Calibrations

KPF observers do not need to take afternoon cals because the calibration system is automatic (driven by cron jobs). This is important to PRV science as to get the best RVs, the instrument and its daily cycles need to be characterized, so we want to sample the calibrations in a systematic and repeatable way each day.

The calibration schedule is a trade off between several factors. Because we want the calibrations to happen at a consistent time each day, we start the daily schedule based on the latest sunrise and the earliest sunset of the year.

The calibrations can be broadly divided in to several categories described in the Types of Calibrations section below.

The Daily Calibration Schedule

Each day, the calibrations described below are executed. The needs of KPF are such that each day is filled as much as possible by calibrations. The diagram below shows what that schedule looks like over the course of a year as the sunrise and sunset times evolve with the seasons.

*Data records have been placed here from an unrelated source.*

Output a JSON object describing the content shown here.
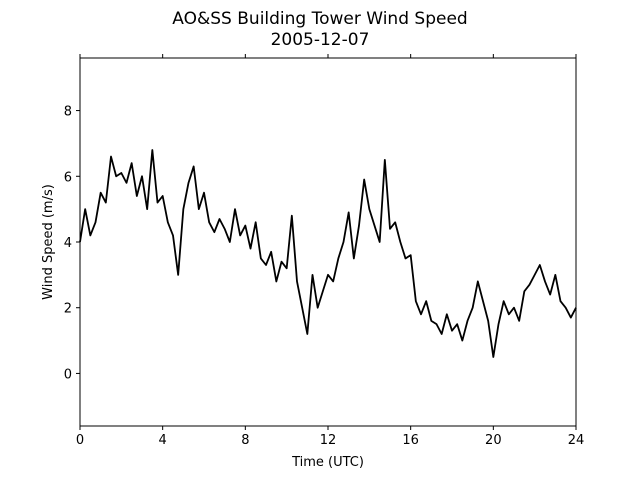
{
  "chart_data": {
    "type": "line",
    "title": "AO&SS Building Tower Wind Speed",
    "subtitle": "2005-12-07",
    "xlabel": "Time (UTC)",
    "ylabel": "Wind Speed (m/s)",
    "xlim": [
      0,
      24
    ],
    "xticks": [
      0,
      4,
      8,
      12,
      16,
      20,
      24
    ],
    "ylim": [
      -1.6,
      9.6
    ],
    "yticks": [
      0,
      2,
      4,
      6,
      8
    ],
    "x": [
      0,
      0.25,
      0.5,
      0.75,
      1,
      1.25,
      1.5,
      1.75,
      2,
      2.25,
      2.5,
      2.75,
      3,
      3.25,
      3.5,
      3.75,
      4,
      4.25,
      4.5,
      4.75,
      5,
      5.25,
      5.5,
      5.75,
      6,
      6.25,
      6.5,
      6.75,
      7,
      7.25,
      7.5,
      7.75,
      8,
      8.25,
      8.5,
      8.75,
      9,
      9.25,
      9.5,
      9.75,
      10,
      10.25,
      10.5,
      10.75,
      11,
      11.25,
      11.5,
      11.75,
      12,
      12.25,
      12.5,
      12.75,
      13,
      13.25,
      13.5,
      13.75,
      14,
      14.25,
      14.5,
      14.75,
      15,
      15.25,
      15.5,
      15.75,
      16,
      16.25,
      16.5,
      16.75,
      17,
      17.25,
      17.5,
      17.75,
      18,
      18.25,
      18.5,
      18.75,
      19,
      19.25,
      19.5,
      19.75,
      20,
      20.25,
      20.5,
      20.75,
      21,
      21.25,
      21.5,
      21.75,
      22,
      22.25,
      22.5,
      22.75,
      23,
      23.25,
      23.5,
      23.75,
      24
    ],
    "series": [
      {
        "name": "Wind Speed",
        "color": "#000000",
        "values": [
          4.0,
          5.0,
          4.2,
          4.6,
          5.5,
          5.2,
          6.6,
          6.0,
          6.1,
          5.8,
          6.4,
          5.4,
          6.0,
          5.0,
          6.8,
          5.2,
          5.4,
          4.6,
          4.2,
          3.0,
          5.0,
          5.8,
          6.3,
          5.0,
          5.5,
          4.6,
          4.3,
          4.7,
          4.4,
          4.0,
          5.0,
          4.2,
          4.5,
          3.8,
          4.6,
          3.5,
          3.3,
          3.7,
          2.8,
          3.4,
          3.2,
          4.8,
          2.8,
          2.0,
          1.2,
          3.0,
          2.0,
          2.5,
          3.0,
          2.8,
          3.5,
          4.0,
          4.9,
          3.5,
          4.5,
          5.9,
          5.0,
          4.5,
          4.0,
          6.5,
          4.4,
          4.6,
          4.0,
          3.5,
          3.6,
          2.2,
          1.8,
          2.2,
          1.6,
          1.5,
          1.2,
          1.8,
          1.3,
          1.5,
          1.0,
          1.6,
          2.0,
          2.8,
          2.2,
          1.6,
          0.5,
          1.5,
          2.2,
          1.8,
          2.0,
          1.6,
          2.5,
          2.7,
          3.0,
          3.3,
          2.8,
          2.4,
          3.0,
          2.2,
          2.0,
          1.7,
          2.0
        ]
      }
    ]
  }
}
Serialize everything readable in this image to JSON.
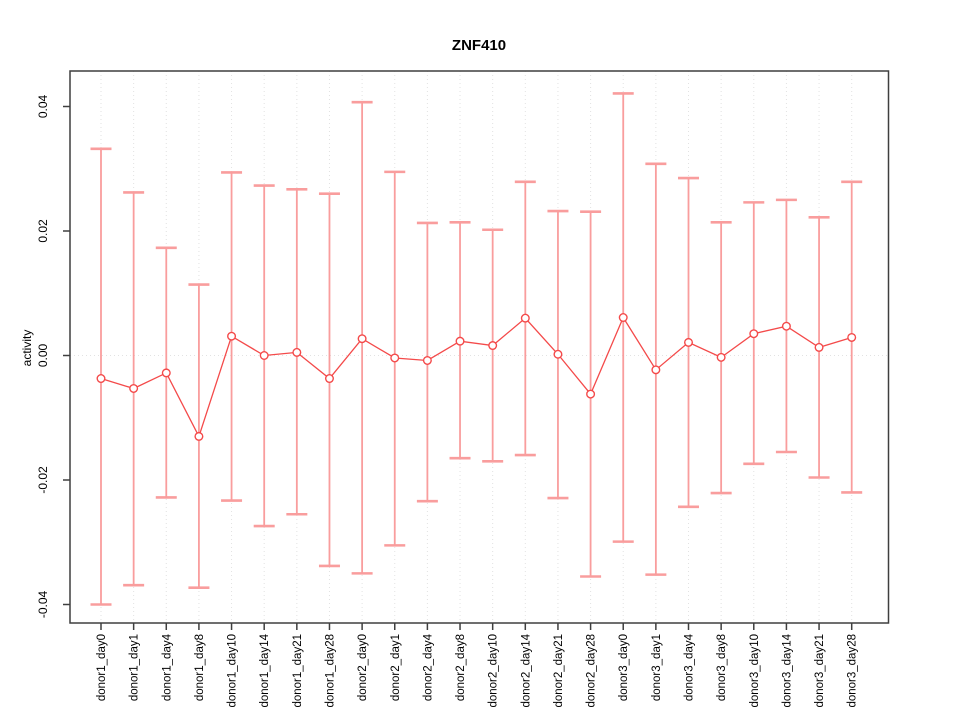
{
  "figure": {
    "background": "#ffffff"
  },
  "chart_data": {
    "type": "scatter",
    "subtype": "points-with-error-bars",
    "title": "ZNF410",
    "xlabel": "",
    "ylabel": "activity",
    "categories": [
      "donor1_day0",
      "donor1_day1",
      "donor1_day4",
      "donor1_day8",
      "donor1_day10",
      "donor1_day14",
      "donor1_day21",
      "donor1_day28",
      "donor2_day0",
      "donor2_day1",
      "donor2_day4",
      "donor2_day8",
      "donor2_day10",
      "donor2_day14",
      "donor2_day21",
      "donor2_day28",
      "donor3_day0",
      "donor3_day1",
      "donor3_day4",
      "donor3_day8",
      "donor3_day10",
      "donor3_day14",
      "donor3_day21",
      "donor3_day28"
    ],
    "series": [
      {
        "name": "activity",
        "means": [
          -0.0037,
          -0.0053,
          -0.0028,
          -0.013,
          0.0031,
          0.0,
          0.0005,
          -0.0037,
          0.0027,
          -0.0004,
          -0.0008,
          0.0023,
          0.0016,
          0.006,
          0.0002,
          -0.0062,
          0.0061,
          -0.0023,
          0.0021,
          -0.0003,
          0.0035,
          0.0047,
          0.0013,
          0.0029
        ],
        "upper": [
          0.0332,
          0.0262,
          0.0173,
          0.0114,
          0.0294,
          0.0273,
          0.0267,
          0.026,
          0.0407,
          0.0295,
          0.0213,
          0.0214,
          0.0202,
          0.0279,
          0.0232,
          0.0231,
          0.0421,
          0.0308,
          0.0285,
          0.0214,
          0.0246,
          0.025,
          0.0222,
          0.0279
        ],
        "lower": [
          -0.04,
          -0.0369,
          -0.0228,
          -0.0373,
          -0.0233,
          -0.0274,
          -0.0255,
          -0.0338,
          -0.035,
          -0.0305,
          -0.0234,
          -0.0165,
          -0.017,
          -0.016,
          -0.0229,
          -0.0355,
          -0.0299,
          -0.0352,
          -0.0243,
          -0.0221,
          -0.0174,
          -0.0155,
          -0.0196,
          -0.022
        ]
      }
    ],
    "yticks": {
      "values": [
        0.04,
        0.02,
        0.0,
        -0.02,
        -0.04
      ],
      "labels": [
        "0.04",
        "0.02",
        "0.00",
        "-0.02",
        "-0.04"
      ]
    },
    "ylim": [
      -0.043,
      0.0457
    ],
    "grid": {
      "vertical_dotted": true,
      "zero_line_dotted": true
    },
    "legend": "none",
    "colors": {
      "error_bar": "#f99d9d",
      "point": "#f44a4a",
      "line": "#f44a4a",
      "grid": "#e2e2e2",
      "axis": "#3f3f3f",
      "text": "#000000"
    }
  }
}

The daily calibration schedule for KPF.

This figure shows how the KPF calibration schedule interacts with the nighttime schedule over the course of a year (the 23A & B semesters in this case). The various lines show how daily events such as sunrise and sunset evolve in UT time. The lines are labeled on the left side of the plot. The shaded regions are the approximate duration of the scheduled calibrations.

Even if no KPF observations are scheduled, the calibrations occupy 816 minutes (more than 13.5 hours) each day, or about 57% of the day. The gaps in this schedule are driven the desire to avoid having calibrations in progress when someone might be starting to operate the instrument: near sunset and at each of the quarter night boundaries.

Types of Calibrations

Wavelength Calibrations

Wavelength calibrations are the most critical daily calibration. Absolute wavelength calibrations use the laser frequency comb (LFC) or one of the hollow cathode lamps (ThAr or UNe).

The etalon is also used for wavelength calibration, but in a slightly different way. The etalon spectrum is not fixed to absolute wavelengths as the LFC and the Thorium and Uranium lamps are, but it has the advantage of being far more robust. The positions of the etalon lines can evolve slowly with time, but on short (<1 day) timescales they are stable. Thus the etalon calibration frames can be used to track the evolution of the instrument over daily timescales (anchored by the morning and afternoon wavelength cals). Thus it is valuable to have etalon observations taken periodically throughout the day and night.

Broadband Flats

KPF takes relatively standard spectral flats using a broadband lamp. Because of the extreme requirements for PRV measurements, the flats must be extraordinarily high signal to noise and be taken daily to track any changes.

Biases and Darks

KPF takes biases and darks like other instruments. We try to schedule these in to the lamp warmup time built in to other calibrations, so they end up being spread out throughout the day during other calibration OBs.

Other Calibrations

We currently also take two other calibrations: a set of biases for the Exposure Meter every day and a set of CRED2 guide camera biases a couple times per week.

Overnight Etalon

In addition to the calibrations taken during daytime, we have scheduled four long calibration sequences to happen overnight. The start times are chosen so that they should not be in progress when an observer might be starting use of the instrument (e.g. at a quarter night boundary). The scheduled cals will not begin during observations because the kpfStartOfNight script sets the kpfconfig.ALLOWSCHEDULEDCALS keyword to “No” and the script to run the overnight calibrations respects that keyword.

If for some reason, they are running when an observer needs to being observing, the cals can be stopped using the standard tools to halt a script in progress (e.g. the “Request Script Stop” button in the OB GUI).